El 24 de agosto de 1879 se levantó en armas el brigadier Belisario Grave de Peralta, secundado por el teniente coronel Cornelio Rojas, los comandantes Remigio Almaguer y Luis Hechavarría, y unos 200 hombres, en el lugar conocido por San Lorenzo, cerca del Río La Rioja, del actual municipio holguinero de Calixto García, donde se pronunció el Grito de Independencia o Muerte.
En la elección del lugar influyeron: el conocimiento que tenían de la región los insurrectos involucrados, el incondicional apoyo de los vecinos y su ubicación a prudencial distancia de Holguín.
Con la Guerra Chiquita, denominada así esta contienda por su corta duración, en los campos cubanos volvieron a escucharse los disparos redentores, que pretendían conquistar la verdadera paz con independencia y abolición de la esclavitud, que se habían frustrado con el Pacto del Zanjón; comenzaba una nueva etapa liberadora del pueblo cubano.

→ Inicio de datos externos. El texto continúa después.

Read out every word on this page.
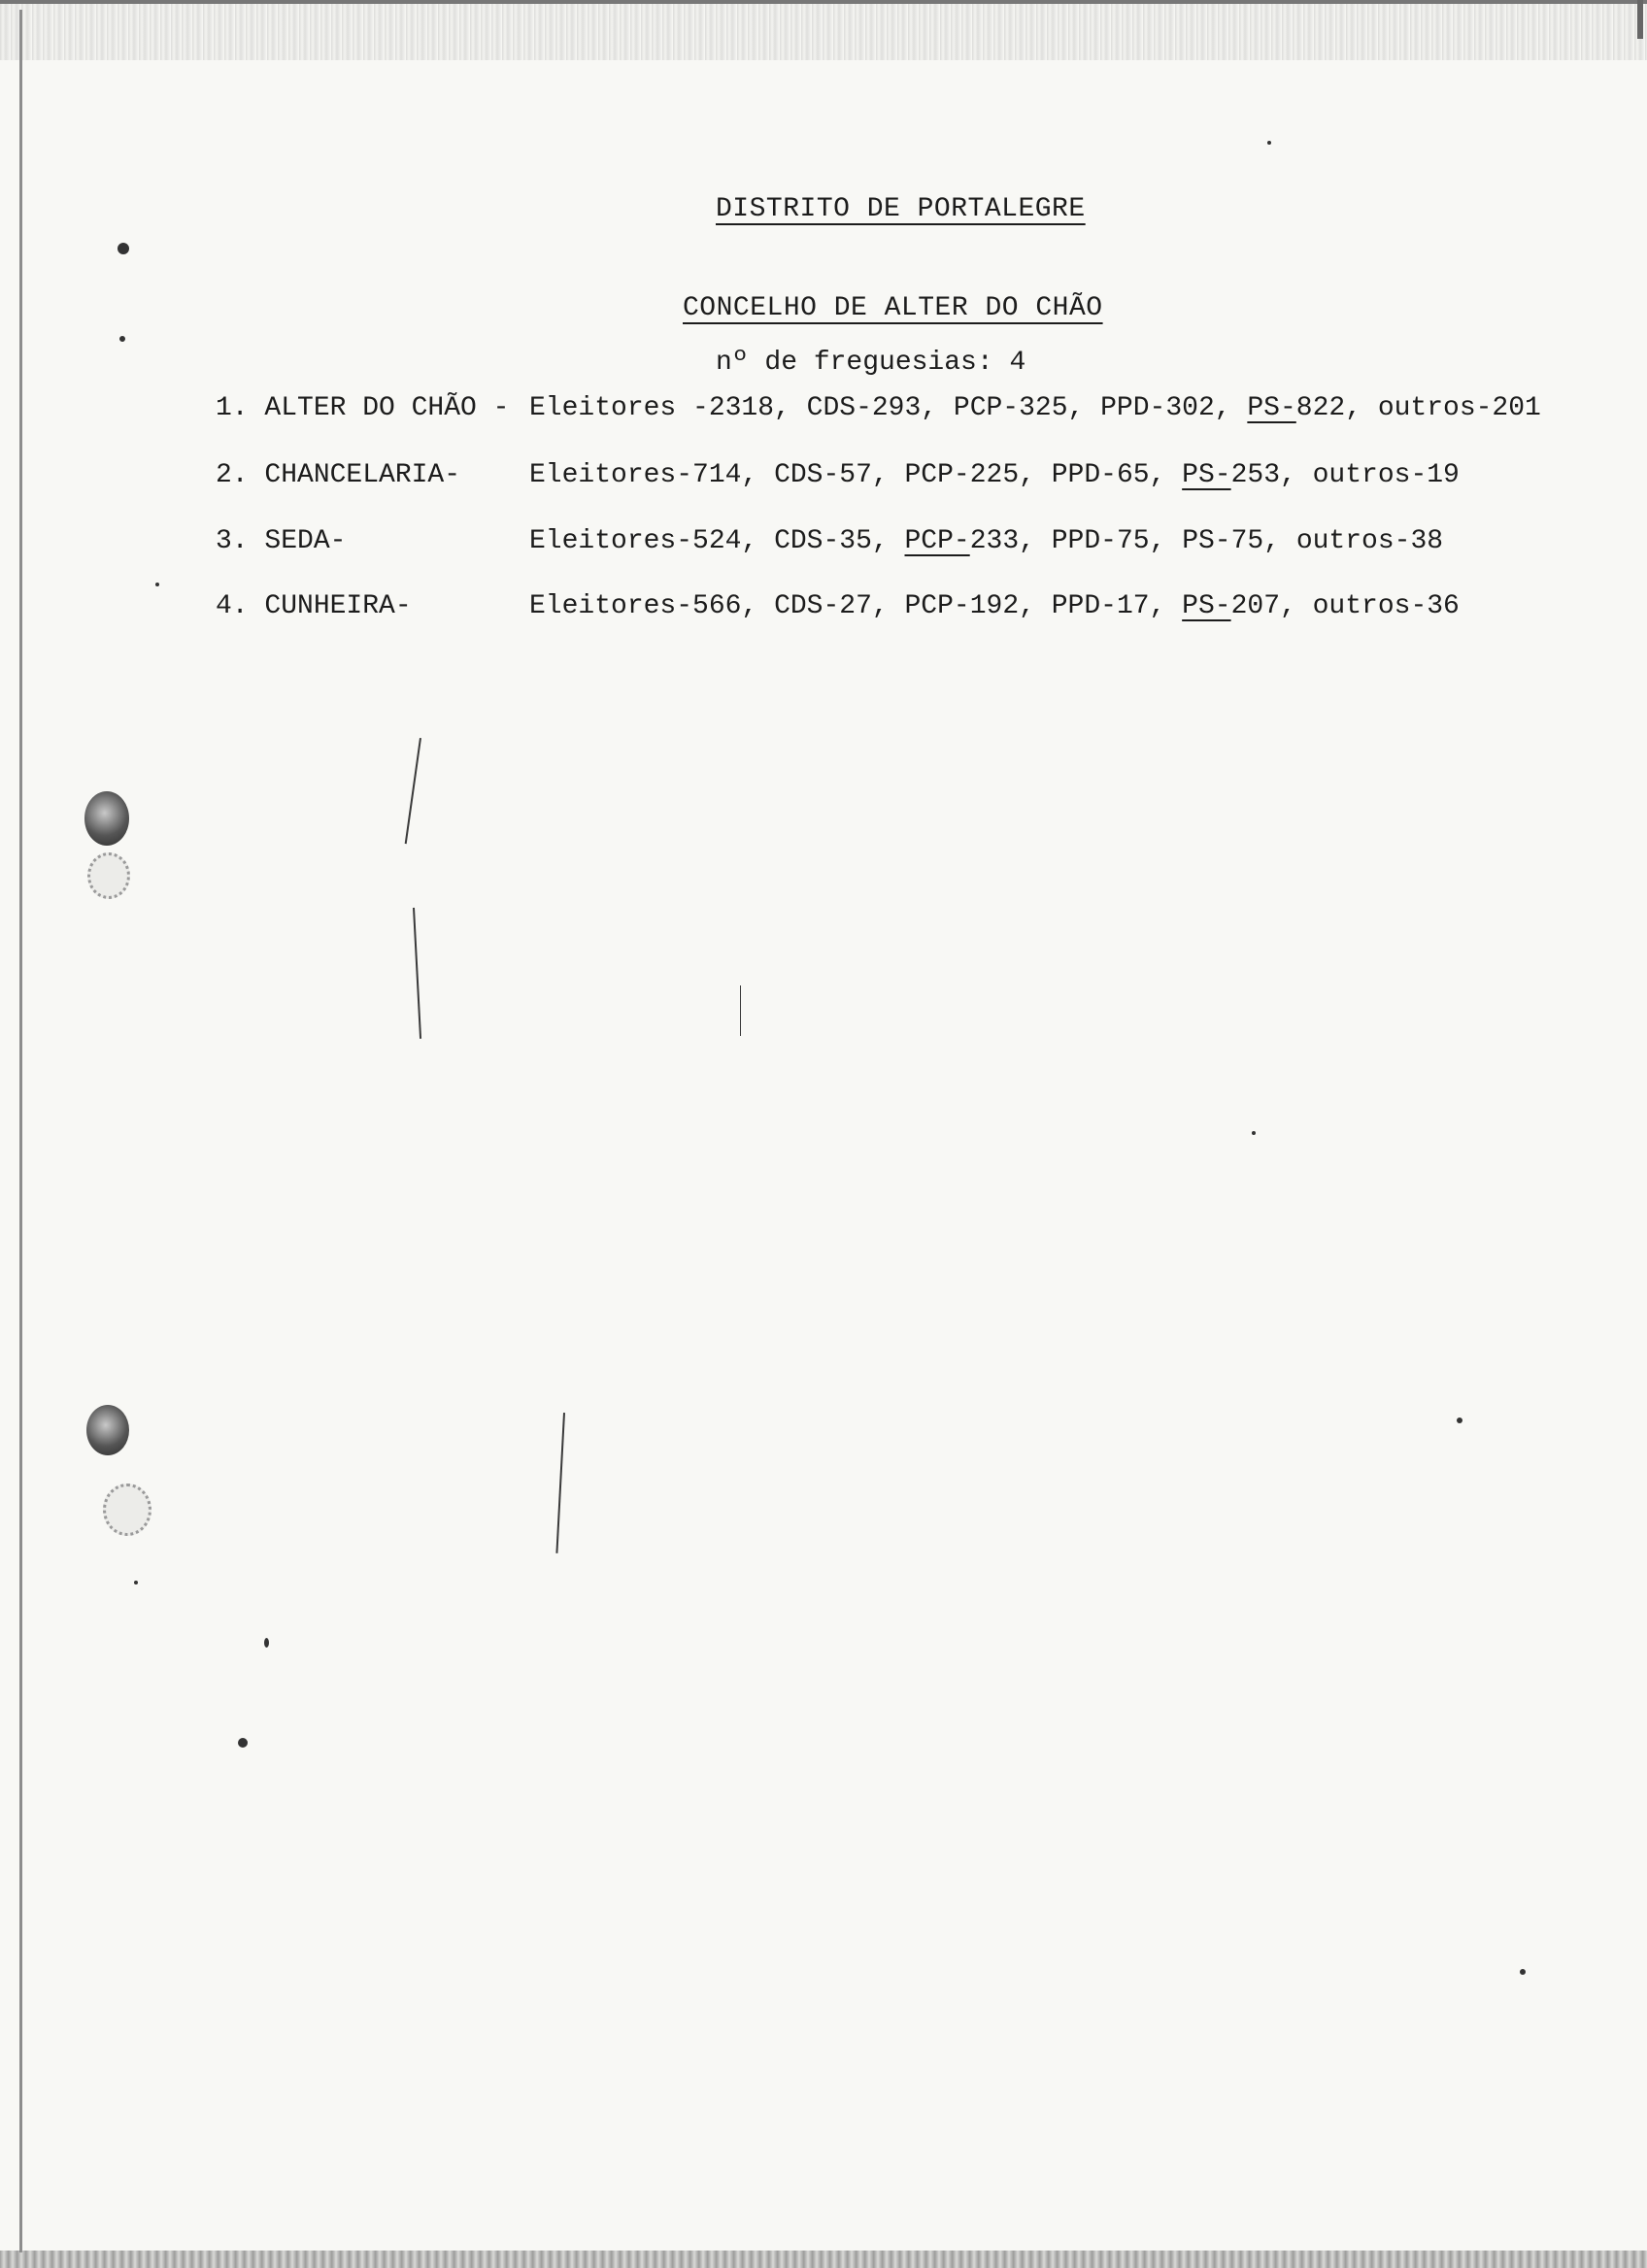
DISTRITO DE PORTALEGRE
CONCELHO DE ALTER DO CHÃO
nº de freguesias: 4
1. ALTER DO CHÃO - Eleitores -2318, CDS-293, PCP-325, PPD-302, PS-822, outros-201
2. CHANCELARIA-	Eleitores-714, CDS-57, PCP-225, PPD-65, PS-253, outros-19
3. SEDA-	Eleitores-524, CDS-35, PCP-233, PPD-75, PS-75, outros-38
4. CUNHEIRA-	Eleitores-566, CDS-27, PCP-192, PPD-17, PS-207, outros-36
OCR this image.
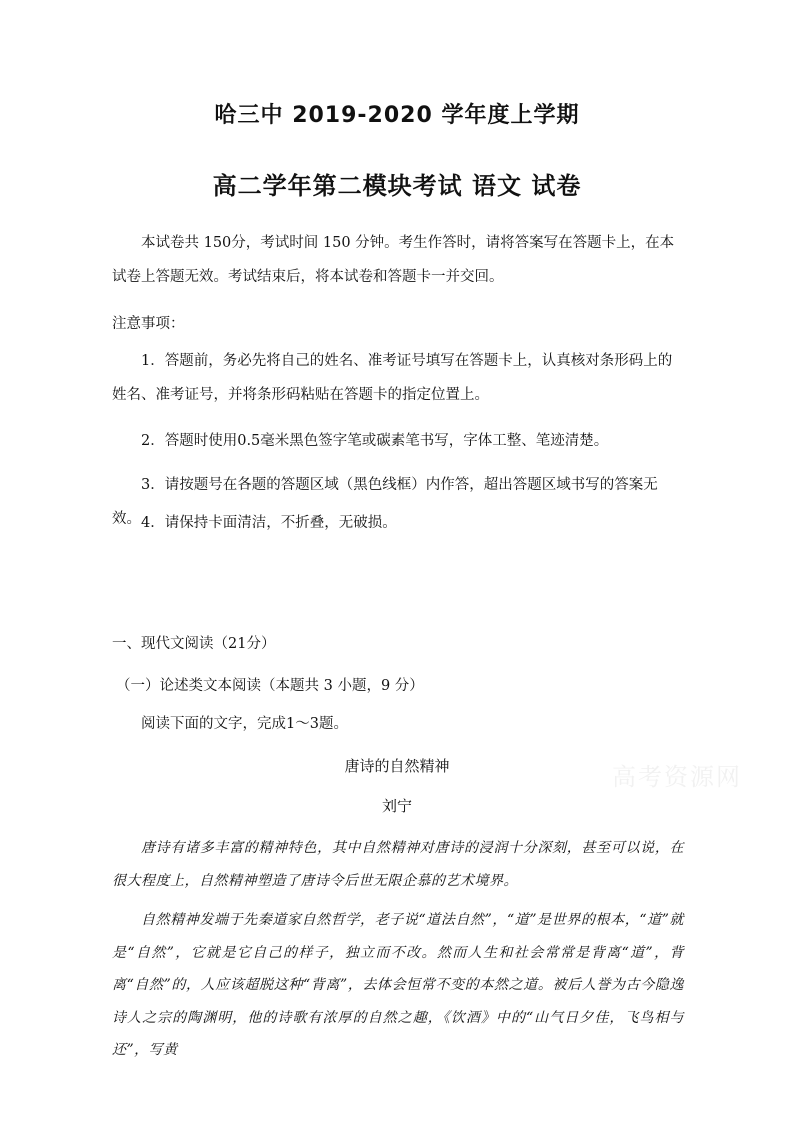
哈三中 2019-2020 学年度上学期
高二学年第二模块考试 语文 试卷

本试卷共 150分，考试时间 150 分钟。考生作答时，请将答案写在答题卡上，在本试卷上答题无效。考试结束后，将本试卷和答题卡一并交回。

注意事项：

1．答题前，务必先将自己的姓名、准考证号填写在答题卡上，认真核对条形码上的姓名、准考证号，并将条形码粘贴在答题卡的指定位置上。

2．答题时使用0.5毫米黑色签字笔或碳素笔书写，字体工整、笔迹清楚。

3．请按题号在各题的答题区域（黑色线框）内作答，超出答题区域书写的答案无效。 4．请保持卡面清洁，不折叠，无破损。

一、现代文阅读（21分）
（一）论述类文本阅读（本题共 3 小题，9 分）
阅读下面的文字，完成1～3题。
唐诗的自然精神
刘宁
高考资源网

唐诗有诸多丰富的精神特色，其中自然精神对唐诗的浸润十分深刻，甚至可以说，在很大程度上，自然精神塑造了唐诗令后世无限企慕的艺术境界。

自然精神发端于先秦道家自然哲学，老子说“道法自然”，“道”是世界的根本，“道”就是“自然”，它就是它自己的样子，独立而不改。然而人生和社会常常是背离“道”，背离“自然”的，人应该超脱这种“背离”，去体会恒常不变的本然之道。被后人誉为古今隐逸诗人之宗的陶渊明，他的诗歌有浓厚的自然之趣，《饮酒》中的“山气日夕佳，飞鸟相与还”，写黄
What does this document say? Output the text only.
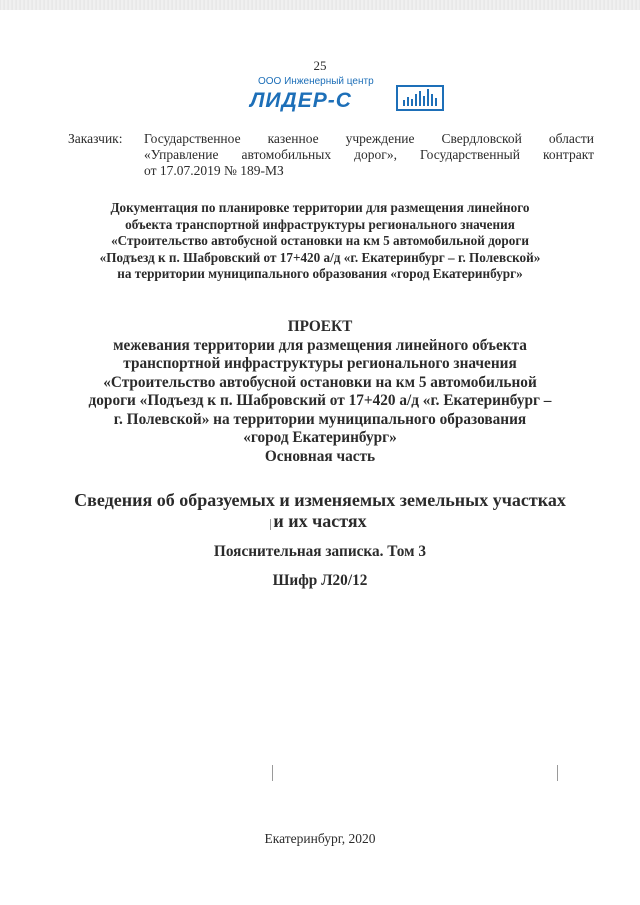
25
ООО Инженерный центр
ЛИДЕР-С
Заказчик:	Государственное казенное учреждение Свердловской области
«Управление автомобильных дорог», Государственный контракт
от 17.07.2019 № 189-МЗ
Документация по планировке территории для размещения линейного
объекта транспортной инфраструктуры регионального значения
«Строительство автобусной остановки на км 5 автомобильной дороги
«Подъезд к п. Шабровский от 17+420 а/д «г. Екатеринбург – г. Полевской»
на территории муниципального образования «город Екатеринбург»
ПРОЕКТ
межевания территории для размещения линейного объекта
транспортной инфраструктуры регионального значения
«Строительство автобусной остановки на км 5 автомобильной
дороги «Подъезд к п. Шабровский от 17+420 а/д «г. Екатеринбург –
г. Полевской» на территории муниципального образования
«город Екатеринбург»
Основная часть
Сведения об образуемых и изменяемых земельных участках
и их частях
Пояснительная записка. Том 3
Шифр Л20/12
Екатеринбург, 2020
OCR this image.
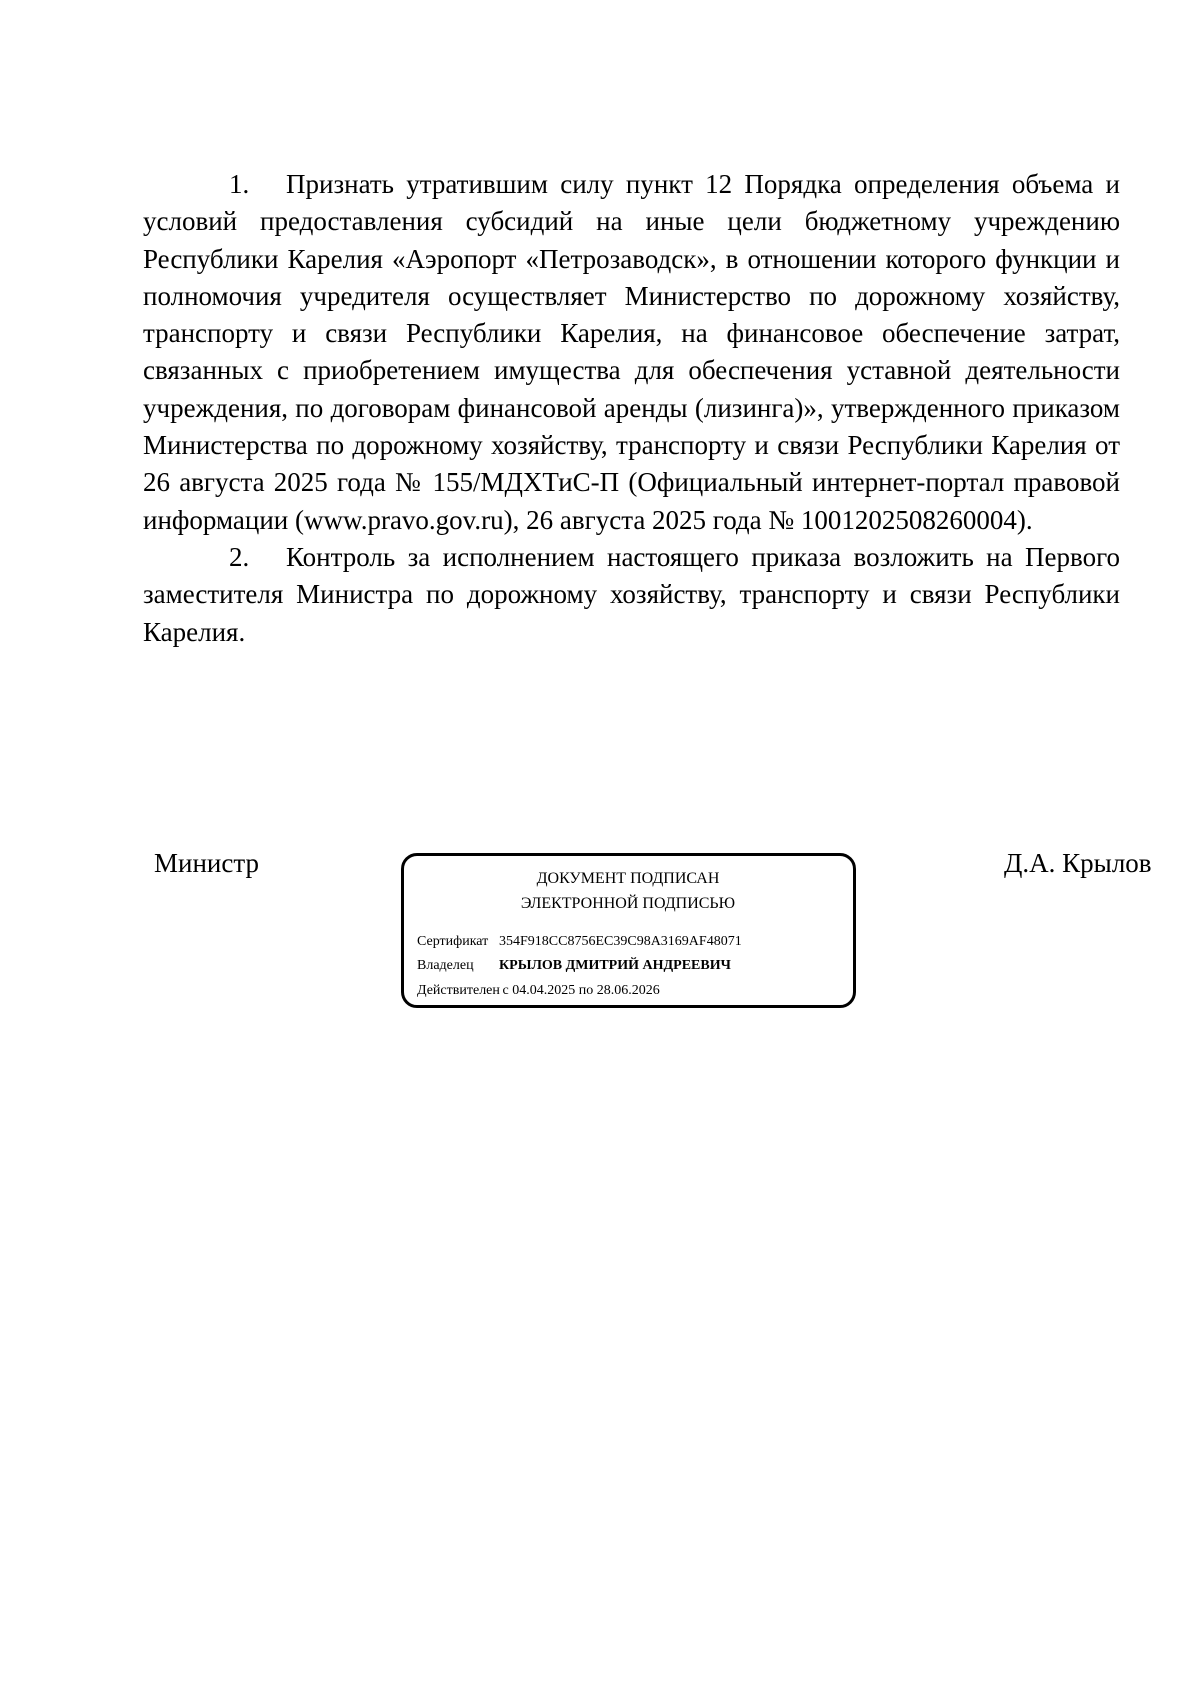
1. Признать утратившим силу пункт 12 Порядка определения объема и условий предоставления субсидий на иные цели бюджетному учреждению Республики Карелия «Аэропорт «Петрозаводск», в отношении которого функции и полномочия учредителя осуществляет Министерство по дорожному хозяйству, транспорту и связи Республики Карелия, на финансовое обеспечение затрат, связанных с приобретением имущества для обеспечения уставной деятельности учреждения, по договорам финансовой аренды (лизинга)», утвержденного приказом Министерства по дорожному хозяйству, транспорту и связи Республики Карелия от 26 августа 2025 года № 155/МДХТиС-П (Официальный интернет-портал правовой информации (www.pravo.gov.ru), 26 августа 2025 года № 1001202508260004).

2. Контроль за исполнением настоящего приказа возложить на Первого заместителя Министра по дорожному хозяйству, транспорту и связи Республики Карелия.

Министр
ДОКУМЕНТ ПОДПИСАН
ЭЛЕКТРОННОЙ ПОДПИСЬЮ
Сертификат 354F918CC8756EC39C98A3169AF48071
Владелец КРЫЛОВ ДМИТРИЙ АНДРЕЕВИЧ
Действителен с 04.04.2025 по 28.06.2026
Д.А. Крылов
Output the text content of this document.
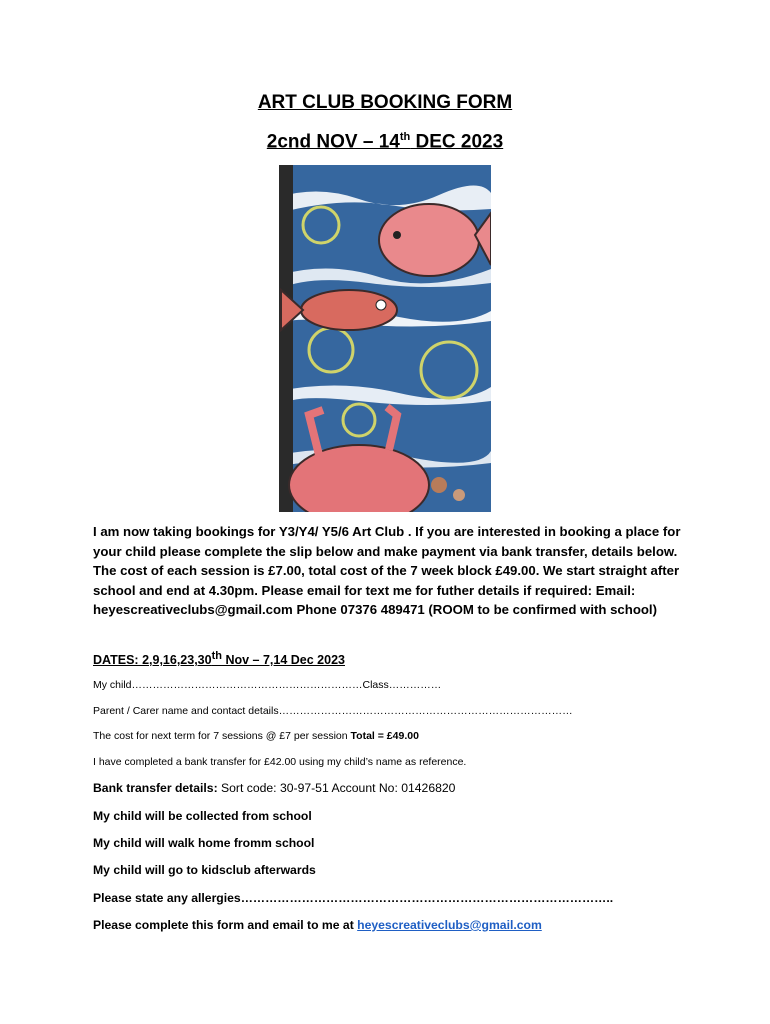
ART CLUB BOOKING FORM
2cnd NOV – 14th DEC 2023
I am now taking bookings for Y3/Y4/ Y5/6 Art Club . If you are interested in booking a place for your child please complete the slip below and make payment via bank transfer, details below. The cost of each session is £7.00, total cost of the 7 week block £49.00. We start straight after school and end at 4.30pm. Please email for text me for futher details if required: Email: heyescreativeclubs@gmail.com Phone 07376 489471 (ROOM to be confirmed with school)
DATES: 2,9,16,23,30th Nov – 7,14 Dec 2023
My child…………………………………………………………Class……………
Parent / Carer name and contact details…………………………………………………………………………
The cost for next term for 7 sessions @ £7 per session Total = £49.00
I have completed a bank transfer for £42.00 using my child’s name as reference.
Bank transfer details: Sort code: 30-97-51 Account No: 01426820
My child will be collected from school
My child will walk home fromm school
My child will go to kidsclub afterwards
Please state any allergies………………………………………………………………………………..
Please complete this form and email to me at heyescreativeclubs@gmail.com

Las experiencias de los preparativos y el desarrollo de la conspiración constituyeron una importante enseñanza para todo el proceso de organización de la ?guerra necesaria? que sería preparada por José Martí y el Partido Revolucionario Cubano.
Pese a su corta duración, hasta diciembre de 1880, la Guerra Chiquita constituyó un momento imprescindible de la historia patria, pues demostró la validez del ideal independentista y la inquebrantable decisión del pueblo cubano de obtener su emancipación.